Département d'oncologie chirurgicale, Georges-François Leclerc Cancer Centre, UNICANCER, 1 rue du Professeur Marion, 21000, Dijon, France.
Breast and Gynaecologic Cancer Registry of Côte d'Or, Georges-François Leclerc Cancer Centre, UNICANCER, 1 rue du Professeur Marion, 21000, Dijon, France.
BMC Cancer. 2018 Feb 7;18(1):161. doi: 10.1186/s12885-018-4080-8.
The incidence and incidence trends of breast cancer according to molecular subtype are unknown at a population level in France. The registry data enables this study and may give this information, that is crucial to describe and understand breast cancer epidemiology.
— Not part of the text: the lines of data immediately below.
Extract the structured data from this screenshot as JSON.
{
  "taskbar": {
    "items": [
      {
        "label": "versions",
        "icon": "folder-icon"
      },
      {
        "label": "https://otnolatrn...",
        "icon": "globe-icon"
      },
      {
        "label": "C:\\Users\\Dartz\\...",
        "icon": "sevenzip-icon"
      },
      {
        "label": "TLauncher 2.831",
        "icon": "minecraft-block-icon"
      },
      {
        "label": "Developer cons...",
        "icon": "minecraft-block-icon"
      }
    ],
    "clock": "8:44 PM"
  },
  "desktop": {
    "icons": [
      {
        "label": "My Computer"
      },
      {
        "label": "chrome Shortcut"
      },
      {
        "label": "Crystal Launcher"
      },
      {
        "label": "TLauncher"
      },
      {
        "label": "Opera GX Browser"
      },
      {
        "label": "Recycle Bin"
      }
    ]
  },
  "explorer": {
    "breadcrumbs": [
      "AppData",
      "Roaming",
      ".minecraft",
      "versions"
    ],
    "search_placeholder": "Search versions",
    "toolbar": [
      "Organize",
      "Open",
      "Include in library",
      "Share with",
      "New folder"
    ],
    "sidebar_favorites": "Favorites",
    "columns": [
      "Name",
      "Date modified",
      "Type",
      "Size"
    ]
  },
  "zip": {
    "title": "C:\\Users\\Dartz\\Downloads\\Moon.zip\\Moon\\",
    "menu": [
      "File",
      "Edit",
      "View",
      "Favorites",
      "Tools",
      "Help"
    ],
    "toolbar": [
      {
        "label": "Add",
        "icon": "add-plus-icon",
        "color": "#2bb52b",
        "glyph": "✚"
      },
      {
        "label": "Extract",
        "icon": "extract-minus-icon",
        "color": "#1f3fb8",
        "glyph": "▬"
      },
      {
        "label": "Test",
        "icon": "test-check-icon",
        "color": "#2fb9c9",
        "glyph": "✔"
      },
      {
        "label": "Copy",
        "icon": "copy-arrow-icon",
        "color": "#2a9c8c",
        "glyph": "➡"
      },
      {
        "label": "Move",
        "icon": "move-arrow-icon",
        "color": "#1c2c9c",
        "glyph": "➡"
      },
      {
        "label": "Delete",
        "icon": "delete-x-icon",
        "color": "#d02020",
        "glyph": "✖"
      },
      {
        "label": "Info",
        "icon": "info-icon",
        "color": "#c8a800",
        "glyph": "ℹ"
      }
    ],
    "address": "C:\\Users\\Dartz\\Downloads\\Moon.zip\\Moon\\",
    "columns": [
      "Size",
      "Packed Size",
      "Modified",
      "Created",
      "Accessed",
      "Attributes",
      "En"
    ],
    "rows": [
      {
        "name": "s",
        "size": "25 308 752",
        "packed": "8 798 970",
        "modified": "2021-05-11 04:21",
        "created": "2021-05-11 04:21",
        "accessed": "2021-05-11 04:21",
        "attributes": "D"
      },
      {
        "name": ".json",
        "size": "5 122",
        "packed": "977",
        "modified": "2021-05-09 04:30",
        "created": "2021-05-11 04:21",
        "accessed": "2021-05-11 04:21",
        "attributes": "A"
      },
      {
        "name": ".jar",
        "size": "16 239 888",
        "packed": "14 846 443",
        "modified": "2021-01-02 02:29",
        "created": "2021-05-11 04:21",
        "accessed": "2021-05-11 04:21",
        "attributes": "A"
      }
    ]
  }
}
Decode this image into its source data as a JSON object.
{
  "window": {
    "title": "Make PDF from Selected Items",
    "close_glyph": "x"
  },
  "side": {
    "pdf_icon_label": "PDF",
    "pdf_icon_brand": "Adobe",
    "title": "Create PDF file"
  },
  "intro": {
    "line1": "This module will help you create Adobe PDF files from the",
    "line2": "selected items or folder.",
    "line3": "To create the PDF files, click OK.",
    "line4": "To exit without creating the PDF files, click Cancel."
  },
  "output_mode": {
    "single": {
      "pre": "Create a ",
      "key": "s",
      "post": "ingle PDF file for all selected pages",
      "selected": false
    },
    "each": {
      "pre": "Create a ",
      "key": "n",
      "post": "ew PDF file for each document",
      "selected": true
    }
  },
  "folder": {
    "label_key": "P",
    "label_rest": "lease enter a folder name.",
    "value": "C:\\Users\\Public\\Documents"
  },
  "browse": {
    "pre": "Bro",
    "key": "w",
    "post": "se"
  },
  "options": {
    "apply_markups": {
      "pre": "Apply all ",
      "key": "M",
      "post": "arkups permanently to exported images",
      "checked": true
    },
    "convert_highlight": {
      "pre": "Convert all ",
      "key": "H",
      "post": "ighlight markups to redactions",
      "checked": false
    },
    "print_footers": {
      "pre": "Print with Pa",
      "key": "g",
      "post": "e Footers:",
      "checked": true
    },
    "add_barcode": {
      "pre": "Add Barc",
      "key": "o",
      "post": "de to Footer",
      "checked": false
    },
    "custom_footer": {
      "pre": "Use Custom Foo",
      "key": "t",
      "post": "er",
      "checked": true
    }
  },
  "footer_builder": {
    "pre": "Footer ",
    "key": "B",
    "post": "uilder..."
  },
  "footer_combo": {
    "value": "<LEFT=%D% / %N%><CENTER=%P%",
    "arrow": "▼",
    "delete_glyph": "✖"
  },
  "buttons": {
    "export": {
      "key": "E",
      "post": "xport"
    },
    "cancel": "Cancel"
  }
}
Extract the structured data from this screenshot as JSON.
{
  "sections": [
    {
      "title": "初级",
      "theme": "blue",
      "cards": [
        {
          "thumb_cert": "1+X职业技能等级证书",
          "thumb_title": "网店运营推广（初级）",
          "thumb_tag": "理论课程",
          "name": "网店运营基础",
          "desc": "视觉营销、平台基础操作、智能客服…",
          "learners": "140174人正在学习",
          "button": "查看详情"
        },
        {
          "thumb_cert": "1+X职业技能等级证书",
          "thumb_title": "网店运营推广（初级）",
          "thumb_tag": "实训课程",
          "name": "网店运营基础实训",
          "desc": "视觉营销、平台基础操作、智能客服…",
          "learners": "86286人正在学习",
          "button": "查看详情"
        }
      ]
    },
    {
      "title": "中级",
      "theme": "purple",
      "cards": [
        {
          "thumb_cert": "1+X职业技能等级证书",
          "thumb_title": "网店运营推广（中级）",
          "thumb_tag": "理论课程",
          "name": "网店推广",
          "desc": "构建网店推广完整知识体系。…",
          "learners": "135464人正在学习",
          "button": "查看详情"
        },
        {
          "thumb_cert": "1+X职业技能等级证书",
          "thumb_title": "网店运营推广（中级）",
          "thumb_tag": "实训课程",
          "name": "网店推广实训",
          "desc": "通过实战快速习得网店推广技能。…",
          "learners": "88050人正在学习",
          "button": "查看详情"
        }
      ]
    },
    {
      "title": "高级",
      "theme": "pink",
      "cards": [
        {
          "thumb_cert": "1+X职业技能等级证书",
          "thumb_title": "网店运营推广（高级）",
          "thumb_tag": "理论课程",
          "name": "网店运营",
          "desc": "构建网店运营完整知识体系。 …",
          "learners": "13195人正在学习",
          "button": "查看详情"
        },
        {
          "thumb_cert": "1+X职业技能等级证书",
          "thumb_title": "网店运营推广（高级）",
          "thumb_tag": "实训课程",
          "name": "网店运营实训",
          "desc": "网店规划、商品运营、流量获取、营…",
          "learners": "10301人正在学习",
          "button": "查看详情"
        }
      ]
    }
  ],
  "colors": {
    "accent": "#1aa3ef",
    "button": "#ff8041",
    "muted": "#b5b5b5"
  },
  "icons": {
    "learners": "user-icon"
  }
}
We estimated the incidence rates of breast cancer for each molecular subtype using data from three cancer registries in France for the period from 2007 to 2012. Molecular subtypes were defined with immunohistochemical data. Poisson models were estimated to modelize the course of breast cancer incidence and to test the trends.
The study included 12,040 patients diagnosed between 2007 and 2012 in the three administrative areas covered by the registries. There was no significant trends in the proportion of each molecular subtype year by year. The age distribution of incident cases was different depending on the molecular subtypes (p < 0.001). The course of incidence between 2007 and 2012 was also different depending on molecular subtype according to the multivariate Poisson model (p < 0.001).
The description of incident cases of breast cancer according to molecular subtype at a population level showed differences in trends. The trends in incidence differed according to molecular subtype, and this should improve our understanding of overall changes in incidence. This analysis is important to plan screening and treatment resources at a population level.
在法国,基于分子亚型的乳腺癌发病率和发病趋势在人群层面上尚不清楚。该登记处的数据能够提供这些信息,这些信息对于描述和理解乳腺癌流行病学至关重要。
我们使用法国三个癌症登记处的数据,对 2007 年至 2012 年期间的乳腺癌分子亚型的发病率进行了估计。使用免疫组织化学数据对分子亚型进行定义。利用泊松模型来模拟乳腺癌发病率的变化过程,并检验趋势。
本研究纳入了 2007 年至 2012 年期间在三个登记处覆盖的行政区域中诊断的 12,040 名患者。各分子亚型的比例每年没有显著变化。根据分子亚型,发病病例的年龄分布不同(p < 0.001)。根据多变量泊松模型,2007 年至 2012 年期间的发病情况也因分子亚型而异(p < 0.001)。
在人群层面上,对乳腺癌分子亚型发病病例的描述显示出不同的趋势。发病率的趋势因分子亚型而异,这应有助于我们更好地了解整体发病率的变化。这种分析对于在人群层面上规划筛查和治疗资源非常重要。